Na tentativa de oxigenar sua campanha à reeleição e cicatrizar os danos da trágica gestão da saúde no início da pandemia, o presidente Jair Bolsonaro torce para virar o jogo no Supremo Tribunal Federal (STF) e emplacar o piso salarial para profissionais de enfermagem. O governo quer definir em R$ 4.750 a remuneração base da categoria, sendo 70% desse valor para técnicos de enfermagem e 50% para auxiliares e parteiras. Assim, conforme Jaqueline Mendes, da IstoÉ, Bolsonaro pode ampliar sua base de eleitores e buscará o simbólico perdão à classe que esteve na linha de frente do combate à Covid-19 enquanto o presidente chamava a doença de gripezinha, negava a gravidade da pandemia, boicotava vacinas e ironizava as mortes. Os enfermeiros se tornam, de certa forma, o terceiro grupo de trabalhadores — depois de caminhoneiros e motoristas de táxi — a receber a graça presidencial às vésperas do primeiro turno das eleições.
Nos bastidores de Brasília há a expectativa de que os ministros do STF definam o parecer sobre o tema nos próximos dias. Até o fechamento desta edição, na tarde da quinta-feira (15), o placar estava em 5 a 3 pela suspensão do piso — faltavam três votos. Pelas regras de julgamento no plenário virtual, os ministros devem publicar seus votos até o horário final do último dia, prazo que venceu na sexta (16), mas eles também podem alterar o voto ou solicitar a interrupção do julgamento.
Na Corte, o tema se tornou quase uma disputa pessoal entre a dupla Nunes Marques e André Mendonça, o amigo “terrivelmente evangélico” da família Bolsonaro, e o terrivelmente antiJair, Luis Roberto Barroso. “A demanda de um piso é muito justa, mas seria muito difícil tirar do papel sem fonte de custeio”, disse Barroso. “Estou empenhado em viabilizar a concretização desse piso.” Para Mendonça, há indícios de contaminação política na decisão. “É preciso que se verifique a conveniência política da suspensão [do piso].”
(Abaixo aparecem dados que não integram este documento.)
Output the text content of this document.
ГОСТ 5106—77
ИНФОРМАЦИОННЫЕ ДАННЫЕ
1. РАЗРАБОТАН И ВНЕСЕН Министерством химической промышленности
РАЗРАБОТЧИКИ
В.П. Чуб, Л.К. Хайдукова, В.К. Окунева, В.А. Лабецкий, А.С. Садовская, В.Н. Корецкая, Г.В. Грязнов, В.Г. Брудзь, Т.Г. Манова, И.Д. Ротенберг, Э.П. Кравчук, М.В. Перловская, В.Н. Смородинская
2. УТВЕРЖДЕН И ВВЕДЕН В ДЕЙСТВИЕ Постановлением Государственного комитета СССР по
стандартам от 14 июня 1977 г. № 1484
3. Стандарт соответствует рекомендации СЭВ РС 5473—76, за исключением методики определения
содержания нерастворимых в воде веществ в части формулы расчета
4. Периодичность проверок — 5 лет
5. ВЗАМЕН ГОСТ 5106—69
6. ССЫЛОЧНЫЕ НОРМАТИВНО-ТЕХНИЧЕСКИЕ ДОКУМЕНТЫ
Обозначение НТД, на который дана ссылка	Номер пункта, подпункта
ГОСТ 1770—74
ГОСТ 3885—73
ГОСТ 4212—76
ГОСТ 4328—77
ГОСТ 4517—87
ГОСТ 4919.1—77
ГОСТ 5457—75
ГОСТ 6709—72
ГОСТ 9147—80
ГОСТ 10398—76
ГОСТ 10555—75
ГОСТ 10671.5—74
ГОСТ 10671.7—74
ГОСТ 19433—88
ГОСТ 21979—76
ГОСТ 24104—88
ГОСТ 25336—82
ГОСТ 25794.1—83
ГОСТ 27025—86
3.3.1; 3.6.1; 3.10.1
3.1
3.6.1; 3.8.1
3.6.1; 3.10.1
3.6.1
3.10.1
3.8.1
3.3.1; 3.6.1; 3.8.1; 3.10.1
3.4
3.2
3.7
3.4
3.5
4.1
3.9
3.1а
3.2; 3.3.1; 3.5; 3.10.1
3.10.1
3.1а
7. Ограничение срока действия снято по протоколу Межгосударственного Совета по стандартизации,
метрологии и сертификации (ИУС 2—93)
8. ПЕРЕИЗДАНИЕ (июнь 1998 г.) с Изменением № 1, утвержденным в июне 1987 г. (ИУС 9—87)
DECISÃO SUPREMA Oito ministros haviam votado até quinta-feira: Ricardo Lewandowski, Alexandre de Moraes, Dias Toffoli e Cármen Lúcia seguiram o posicionamento do relator, o ministro Barroso, e são contra a implantação do piso para enfermeiros até que seja esclarecido o impacto da lei nas contas de estados, municípios e hospitais privados. A divergência contra o voto de Barroso foi aberta por André Mendonça, seguido por Nunes Marques e Edson Fachin. Ainda faltavam votar os ministros Rosa Weber, Gilmar Mendes e Luiz Fux.